The top executives from Ford, General Motors Corp and Chrysler LLC were widely criticized for traveling by corporate jet to congressional hearings late last year when the companies were seeking government aid.

Ford, which did not seek emergency loans but is seeking to sell its corporate jets, will continue to pay the charter costs for Mulally's use of private aircraft.

The automaker valued Mulally's compensation for personal use of company and private aircraft in 2008 at $344,109, less than half the $752,203 the prior year.

The automaker also said Mulally's family will be allowed to accompany him on trips when he flies on private aircraft and the company will pay the cost of coach-class commercial flights for his family when the travel is at his request.
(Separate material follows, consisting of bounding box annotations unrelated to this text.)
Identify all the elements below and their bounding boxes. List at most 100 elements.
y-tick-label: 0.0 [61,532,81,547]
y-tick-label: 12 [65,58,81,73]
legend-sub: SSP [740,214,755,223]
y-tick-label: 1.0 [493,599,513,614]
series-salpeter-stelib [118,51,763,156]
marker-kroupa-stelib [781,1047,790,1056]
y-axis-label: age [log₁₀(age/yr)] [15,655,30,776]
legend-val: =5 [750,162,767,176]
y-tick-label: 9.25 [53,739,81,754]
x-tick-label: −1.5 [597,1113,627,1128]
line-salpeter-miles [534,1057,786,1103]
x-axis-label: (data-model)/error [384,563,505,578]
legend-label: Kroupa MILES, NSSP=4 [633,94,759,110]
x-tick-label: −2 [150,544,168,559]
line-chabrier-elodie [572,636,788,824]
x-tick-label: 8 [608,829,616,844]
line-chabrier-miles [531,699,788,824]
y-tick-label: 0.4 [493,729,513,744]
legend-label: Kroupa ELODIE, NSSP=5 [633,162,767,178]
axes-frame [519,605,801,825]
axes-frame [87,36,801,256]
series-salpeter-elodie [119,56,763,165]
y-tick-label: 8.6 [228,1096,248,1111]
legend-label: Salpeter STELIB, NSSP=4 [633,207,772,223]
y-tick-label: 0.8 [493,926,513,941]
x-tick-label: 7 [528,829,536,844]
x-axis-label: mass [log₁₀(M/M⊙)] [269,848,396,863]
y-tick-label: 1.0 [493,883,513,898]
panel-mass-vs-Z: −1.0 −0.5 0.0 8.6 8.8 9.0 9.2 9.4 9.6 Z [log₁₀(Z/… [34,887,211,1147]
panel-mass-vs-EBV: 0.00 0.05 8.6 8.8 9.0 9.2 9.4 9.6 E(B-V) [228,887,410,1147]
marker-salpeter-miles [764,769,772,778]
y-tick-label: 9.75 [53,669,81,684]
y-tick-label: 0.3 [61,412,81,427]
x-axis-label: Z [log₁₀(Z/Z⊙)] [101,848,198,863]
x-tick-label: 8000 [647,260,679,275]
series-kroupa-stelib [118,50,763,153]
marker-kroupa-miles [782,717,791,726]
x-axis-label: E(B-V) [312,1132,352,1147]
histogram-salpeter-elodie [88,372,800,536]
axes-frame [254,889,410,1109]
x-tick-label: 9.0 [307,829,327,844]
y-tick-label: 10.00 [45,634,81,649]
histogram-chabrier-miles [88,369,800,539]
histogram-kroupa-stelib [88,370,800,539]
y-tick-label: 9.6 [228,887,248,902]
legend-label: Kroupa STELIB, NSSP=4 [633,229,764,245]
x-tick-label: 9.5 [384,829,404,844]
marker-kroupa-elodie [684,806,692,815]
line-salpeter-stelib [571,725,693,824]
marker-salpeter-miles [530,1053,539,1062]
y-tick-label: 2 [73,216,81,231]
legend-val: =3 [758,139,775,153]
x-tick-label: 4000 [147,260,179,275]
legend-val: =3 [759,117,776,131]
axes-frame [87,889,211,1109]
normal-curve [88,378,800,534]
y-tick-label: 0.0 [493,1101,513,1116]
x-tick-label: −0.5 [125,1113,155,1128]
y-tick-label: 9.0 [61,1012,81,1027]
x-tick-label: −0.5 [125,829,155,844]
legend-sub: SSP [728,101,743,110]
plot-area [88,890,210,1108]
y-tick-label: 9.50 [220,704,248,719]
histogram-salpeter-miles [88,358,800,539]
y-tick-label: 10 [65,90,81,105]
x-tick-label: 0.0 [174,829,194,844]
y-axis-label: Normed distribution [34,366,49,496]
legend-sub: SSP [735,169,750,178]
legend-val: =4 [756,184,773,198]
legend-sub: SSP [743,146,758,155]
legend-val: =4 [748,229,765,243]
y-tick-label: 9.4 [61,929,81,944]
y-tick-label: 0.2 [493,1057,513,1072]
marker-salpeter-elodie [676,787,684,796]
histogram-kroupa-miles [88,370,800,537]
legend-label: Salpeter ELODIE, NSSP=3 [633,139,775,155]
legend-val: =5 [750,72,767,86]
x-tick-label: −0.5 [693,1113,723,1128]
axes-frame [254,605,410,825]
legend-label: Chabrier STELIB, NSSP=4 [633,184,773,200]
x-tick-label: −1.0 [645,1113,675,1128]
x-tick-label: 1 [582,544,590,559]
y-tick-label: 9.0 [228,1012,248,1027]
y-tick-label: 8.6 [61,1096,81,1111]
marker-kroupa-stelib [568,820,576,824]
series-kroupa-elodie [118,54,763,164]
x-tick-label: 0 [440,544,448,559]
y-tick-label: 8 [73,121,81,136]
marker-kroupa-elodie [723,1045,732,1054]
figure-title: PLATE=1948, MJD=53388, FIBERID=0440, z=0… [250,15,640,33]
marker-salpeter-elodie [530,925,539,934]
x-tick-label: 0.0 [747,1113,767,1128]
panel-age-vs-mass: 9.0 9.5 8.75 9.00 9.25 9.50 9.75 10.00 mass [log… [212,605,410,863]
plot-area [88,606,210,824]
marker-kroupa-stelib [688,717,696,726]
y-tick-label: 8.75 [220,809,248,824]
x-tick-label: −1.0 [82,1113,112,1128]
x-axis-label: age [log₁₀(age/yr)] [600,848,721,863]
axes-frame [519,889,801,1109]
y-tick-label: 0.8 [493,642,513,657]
Mulally, who became CEO in 2006, has been granted the right to remain in temporary housing near Ford's headquarters indefinitely and would receive relocation assistance if he chooses to move his household, the proxy statement said.

Ford, which posted a company record $14.7 billion loss in 2008, has been restructuring its operations over the past four years including job cuts, plant closings and the sale of several brands from its former luxury division.

The automaker has said it has enough liquidity to make it through the deepest downturn in U.S. sales in 27 years without seeking emergency U.S. government loans, unless conditions worsen dramatically beyond current levels.

That position sets Ford apart from U.S. rivals GM and Chrysler, about 80 percent controlled by Cerberus Capital Management . GM and Chrysler have received $17.4 billion of emergency loans and have sought about $22 billion more.

In addition to Mulally's salary cut for the next two years, Ford has eliminated performance bonuses for global salaried employees and senior executives for 2009 in a shared sacrifice with unionized hourly workers.

The unionized workers agreed to mid-contract concessions on overtime, holidays and other areas, changes that Ford has said push its hourly labor costs closer to parity with the U.S. operations of Japanese rivals.

The automaker's annual meeting is scheduled for May 14 in Delaware. The agenda includes a request for shareholders to confirm the funding arrangement Ford has reached with the United Auto Workers union for a retiree healthcare trust.

The agreement allows Ford to fund up to half of the $13.1 billion of obligations to the healthcare trust using Ford stock over the next decade, saving cash for its turnaround plan.

Ford opposes several shareholder rights resolutions, including an annual advisory poll seeking the elimination of special voting rights that confer a 40 percent voting stake to the Ford family, which holds 3 percent of the shares overall.